Continuing over her interruption, he added a firmer layer of insistence, one that would put to bed once and for all the delusions she’d allowed herself where Wayland’s and Lady Diana’s futures were concerned. “I reminded the lady that her feelings for me might be misdirected, born of her girlish fantasies and encouraged by two matchmaking mamas.”

His mother cried out. “How could you have said those things to her?” She began to pace frantically back and forth. “The duke and duchess will never forgive this transgression. Never.”

He took a placating tone. “You may rest assured, the meeting was amicable.” The calm and almost indifference of the lady’s response had confirmed the sentiments she’d carried had not been the passionate ones motivated by any real feelings on Lady Diana’s part. “I wished the lady much joy and reminded her that she would only have it were she to marry a man who was capable of loving her as she deserved. Which I am . . . decidedly not, as my heart belongs fully and completely to Annalee. She was reserved. Completely emotionally detached.”

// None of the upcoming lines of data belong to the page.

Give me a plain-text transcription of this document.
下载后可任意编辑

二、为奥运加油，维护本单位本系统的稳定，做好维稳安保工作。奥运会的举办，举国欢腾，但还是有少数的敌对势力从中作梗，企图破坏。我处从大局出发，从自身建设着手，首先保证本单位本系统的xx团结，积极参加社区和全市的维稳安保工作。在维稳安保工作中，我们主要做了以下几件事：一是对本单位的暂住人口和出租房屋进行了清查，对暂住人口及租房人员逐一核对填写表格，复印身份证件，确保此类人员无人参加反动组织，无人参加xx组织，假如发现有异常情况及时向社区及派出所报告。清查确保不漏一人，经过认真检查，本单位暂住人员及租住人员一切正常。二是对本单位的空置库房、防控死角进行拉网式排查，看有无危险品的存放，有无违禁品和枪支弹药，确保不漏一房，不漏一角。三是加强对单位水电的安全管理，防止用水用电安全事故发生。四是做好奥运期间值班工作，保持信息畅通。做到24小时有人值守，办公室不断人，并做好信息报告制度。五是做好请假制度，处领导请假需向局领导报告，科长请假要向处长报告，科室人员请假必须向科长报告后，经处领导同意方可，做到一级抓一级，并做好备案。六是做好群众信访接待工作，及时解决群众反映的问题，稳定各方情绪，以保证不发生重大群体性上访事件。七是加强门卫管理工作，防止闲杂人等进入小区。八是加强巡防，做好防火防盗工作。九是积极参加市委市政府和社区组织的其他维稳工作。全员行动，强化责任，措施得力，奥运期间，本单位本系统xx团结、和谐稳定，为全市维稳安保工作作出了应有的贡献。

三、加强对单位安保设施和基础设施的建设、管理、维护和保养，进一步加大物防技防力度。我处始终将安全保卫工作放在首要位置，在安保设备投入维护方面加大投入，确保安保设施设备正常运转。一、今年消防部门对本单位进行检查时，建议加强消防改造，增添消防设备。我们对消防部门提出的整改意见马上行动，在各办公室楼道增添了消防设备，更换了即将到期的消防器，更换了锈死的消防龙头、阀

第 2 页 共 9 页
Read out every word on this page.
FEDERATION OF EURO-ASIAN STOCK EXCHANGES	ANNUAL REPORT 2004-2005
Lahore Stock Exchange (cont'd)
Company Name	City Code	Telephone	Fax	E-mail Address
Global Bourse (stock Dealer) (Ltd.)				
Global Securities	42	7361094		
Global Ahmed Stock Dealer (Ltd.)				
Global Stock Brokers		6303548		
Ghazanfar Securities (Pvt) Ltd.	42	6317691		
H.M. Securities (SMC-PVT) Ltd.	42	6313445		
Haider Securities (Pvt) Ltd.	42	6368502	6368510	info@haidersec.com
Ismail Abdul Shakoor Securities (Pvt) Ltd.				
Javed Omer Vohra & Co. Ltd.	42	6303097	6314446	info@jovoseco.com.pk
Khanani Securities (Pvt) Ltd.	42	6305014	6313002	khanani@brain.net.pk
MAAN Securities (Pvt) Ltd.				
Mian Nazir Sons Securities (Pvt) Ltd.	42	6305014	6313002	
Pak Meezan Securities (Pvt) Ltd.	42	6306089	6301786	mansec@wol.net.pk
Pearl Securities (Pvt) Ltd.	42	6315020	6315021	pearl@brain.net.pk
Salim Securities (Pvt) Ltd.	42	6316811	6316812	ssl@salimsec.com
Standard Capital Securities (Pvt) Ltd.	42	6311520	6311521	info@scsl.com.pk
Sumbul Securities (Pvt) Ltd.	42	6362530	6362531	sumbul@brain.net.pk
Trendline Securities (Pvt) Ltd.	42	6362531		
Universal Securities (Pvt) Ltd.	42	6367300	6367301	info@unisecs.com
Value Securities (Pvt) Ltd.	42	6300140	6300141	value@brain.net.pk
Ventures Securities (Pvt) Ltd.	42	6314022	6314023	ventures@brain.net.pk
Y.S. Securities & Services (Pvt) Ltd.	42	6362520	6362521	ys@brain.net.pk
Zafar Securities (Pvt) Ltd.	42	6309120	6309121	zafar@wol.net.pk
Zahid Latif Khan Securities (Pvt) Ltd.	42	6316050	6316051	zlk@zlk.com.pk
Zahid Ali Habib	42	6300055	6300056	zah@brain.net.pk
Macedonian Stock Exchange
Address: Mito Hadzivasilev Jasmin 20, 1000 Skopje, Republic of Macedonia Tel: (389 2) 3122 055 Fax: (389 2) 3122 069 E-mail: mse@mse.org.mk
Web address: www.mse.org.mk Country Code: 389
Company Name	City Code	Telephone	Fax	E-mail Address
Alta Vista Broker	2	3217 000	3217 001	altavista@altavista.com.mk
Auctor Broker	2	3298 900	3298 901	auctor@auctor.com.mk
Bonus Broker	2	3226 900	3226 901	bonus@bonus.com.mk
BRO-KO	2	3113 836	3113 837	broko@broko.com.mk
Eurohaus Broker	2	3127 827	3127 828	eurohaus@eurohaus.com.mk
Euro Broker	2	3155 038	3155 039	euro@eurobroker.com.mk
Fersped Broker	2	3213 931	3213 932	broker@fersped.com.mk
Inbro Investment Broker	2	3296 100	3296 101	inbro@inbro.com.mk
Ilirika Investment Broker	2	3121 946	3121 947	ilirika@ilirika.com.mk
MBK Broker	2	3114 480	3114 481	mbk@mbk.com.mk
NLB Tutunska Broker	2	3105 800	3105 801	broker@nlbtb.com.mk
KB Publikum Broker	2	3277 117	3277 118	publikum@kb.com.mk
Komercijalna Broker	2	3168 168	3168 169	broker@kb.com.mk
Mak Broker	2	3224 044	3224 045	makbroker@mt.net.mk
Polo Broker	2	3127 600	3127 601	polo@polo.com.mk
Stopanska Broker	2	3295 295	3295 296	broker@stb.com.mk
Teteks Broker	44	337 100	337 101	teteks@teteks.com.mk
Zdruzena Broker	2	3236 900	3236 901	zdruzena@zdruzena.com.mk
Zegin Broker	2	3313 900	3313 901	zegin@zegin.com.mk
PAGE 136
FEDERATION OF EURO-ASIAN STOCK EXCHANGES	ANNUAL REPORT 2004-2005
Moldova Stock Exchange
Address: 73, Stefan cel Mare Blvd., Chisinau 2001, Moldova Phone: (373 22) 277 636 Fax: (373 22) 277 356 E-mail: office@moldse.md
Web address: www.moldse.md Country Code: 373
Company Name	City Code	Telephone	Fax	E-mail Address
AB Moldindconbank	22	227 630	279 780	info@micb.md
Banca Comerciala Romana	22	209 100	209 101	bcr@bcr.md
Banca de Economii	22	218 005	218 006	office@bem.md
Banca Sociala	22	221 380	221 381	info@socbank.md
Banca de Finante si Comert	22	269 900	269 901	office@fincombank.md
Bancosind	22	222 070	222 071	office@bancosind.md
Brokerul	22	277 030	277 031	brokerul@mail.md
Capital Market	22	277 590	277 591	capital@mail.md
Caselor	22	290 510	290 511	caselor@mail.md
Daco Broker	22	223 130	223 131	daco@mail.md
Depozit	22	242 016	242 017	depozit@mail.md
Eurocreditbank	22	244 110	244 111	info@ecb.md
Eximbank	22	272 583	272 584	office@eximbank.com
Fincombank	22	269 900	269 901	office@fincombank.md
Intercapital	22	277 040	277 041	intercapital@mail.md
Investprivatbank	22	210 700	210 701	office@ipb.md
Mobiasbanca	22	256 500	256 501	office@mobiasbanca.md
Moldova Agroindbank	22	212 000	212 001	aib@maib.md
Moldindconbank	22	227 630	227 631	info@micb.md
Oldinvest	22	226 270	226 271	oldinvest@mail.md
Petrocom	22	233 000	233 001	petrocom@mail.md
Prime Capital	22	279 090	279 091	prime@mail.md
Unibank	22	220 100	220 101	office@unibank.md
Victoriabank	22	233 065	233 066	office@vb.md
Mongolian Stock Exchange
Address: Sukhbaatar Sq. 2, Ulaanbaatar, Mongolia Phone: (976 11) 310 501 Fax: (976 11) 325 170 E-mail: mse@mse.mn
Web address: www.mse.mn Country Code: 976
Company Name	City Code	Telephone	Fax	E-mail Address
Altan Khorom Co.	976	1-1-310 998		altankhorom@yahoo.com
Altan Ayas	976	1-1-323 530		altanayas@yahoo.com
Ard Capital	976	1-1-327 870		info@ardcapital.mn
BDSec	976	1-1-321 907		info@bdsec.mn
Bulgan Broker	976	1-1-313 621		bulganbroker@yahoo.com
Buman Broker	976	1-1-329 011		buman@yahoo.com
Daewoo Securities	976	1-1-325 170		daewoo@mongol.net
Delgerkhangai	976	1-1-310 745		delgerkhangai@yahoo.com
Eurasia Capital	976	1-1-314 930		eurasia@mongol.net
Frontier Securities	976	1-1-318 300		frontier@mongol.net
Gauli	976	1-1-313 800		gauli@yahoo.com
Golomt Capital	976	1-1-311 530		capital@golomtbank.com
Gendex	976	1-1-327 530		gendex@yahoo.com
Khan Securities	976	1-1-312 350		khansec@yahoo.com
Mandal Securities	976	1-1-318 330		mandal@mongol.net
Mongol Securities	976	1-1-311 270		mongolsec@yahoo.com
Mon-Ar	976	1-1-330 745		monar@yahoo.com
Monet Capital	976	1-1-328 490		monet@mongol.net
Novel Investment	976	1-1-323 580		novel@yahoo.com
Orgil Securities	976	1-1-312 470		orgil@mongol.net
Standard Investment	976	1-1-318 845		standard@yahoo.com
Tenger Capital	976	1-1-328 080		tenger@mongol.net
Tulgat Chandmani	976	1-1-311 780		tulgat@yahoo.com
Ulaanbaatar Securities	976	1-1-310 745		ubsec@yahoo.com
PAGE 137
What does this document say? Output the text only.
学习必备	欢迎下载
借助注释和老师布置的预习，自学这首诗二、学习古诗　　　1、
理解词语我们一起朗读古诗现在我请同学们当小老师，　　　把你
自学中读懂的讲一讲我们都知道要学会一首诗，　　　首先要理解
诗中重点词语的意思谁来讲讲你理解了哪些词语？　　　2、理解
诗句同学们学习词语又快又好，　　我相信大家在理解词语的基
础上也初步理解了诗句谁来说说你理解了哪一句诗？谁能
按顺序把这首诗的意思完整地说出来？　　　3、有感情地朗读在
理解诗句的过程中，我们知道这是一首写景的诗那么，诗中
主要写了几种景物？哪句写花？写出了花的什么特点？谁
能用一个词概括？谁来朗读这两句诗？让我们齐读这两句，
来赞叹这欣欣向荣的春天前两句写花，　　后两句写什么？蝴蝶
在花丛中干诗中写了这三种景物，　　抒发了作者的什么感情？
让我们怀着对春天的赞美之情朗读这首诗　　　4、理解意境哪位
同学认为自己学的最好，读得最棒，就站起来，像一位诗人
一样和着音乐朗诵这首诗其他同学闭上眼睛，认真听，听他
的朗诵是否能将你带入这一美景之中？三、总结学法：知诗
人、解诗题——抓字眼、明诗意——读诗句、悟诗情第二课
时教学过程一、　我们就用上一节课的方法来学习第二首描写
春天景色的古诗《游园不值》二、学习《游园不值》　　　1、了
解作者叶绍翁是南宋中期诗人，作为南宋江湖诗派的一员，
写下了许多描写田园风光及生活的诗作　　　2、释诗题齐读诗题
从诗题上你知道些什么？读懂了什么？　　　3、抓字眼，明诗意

His efforts at infusing calm proved in vain.

His mother abruptly stopped and stormed over in a whir of skirts. “You selfish, self-centered man. You had your sister to consider, and instead, you’ve put Annalee first.”

“As I will always do from this day forward.” As he should have done long, long ago.

If looks could kill, he would have found himself a victim of maternal filicide in that very moment.

And with his mother breaking down into a fit of tears, Wayland stalked off . . . feeling freer than he had since Manchester.

 

 

Chapter 26

Entering through the front doors that she’d come through so many times before as a girl, Annalee swept her stare over the expansive marble foyer, expecting to be suffocated, as she inevitably was by her family’s residence.

This time . . . her parents had extended her an invitation.

Granted, it had come because her parents believed Wayland was courting her in truth.

And this welcome would go away.

And along with it, so much else would be gone, too.

Her time with Wayland.

Refusing to let herself be bogged down in the misery of what would come when their time together ended, she greeted the butler, murmuring a word of thanks to the servant, who assisted her out of her cloak. “Tanning, old chum.”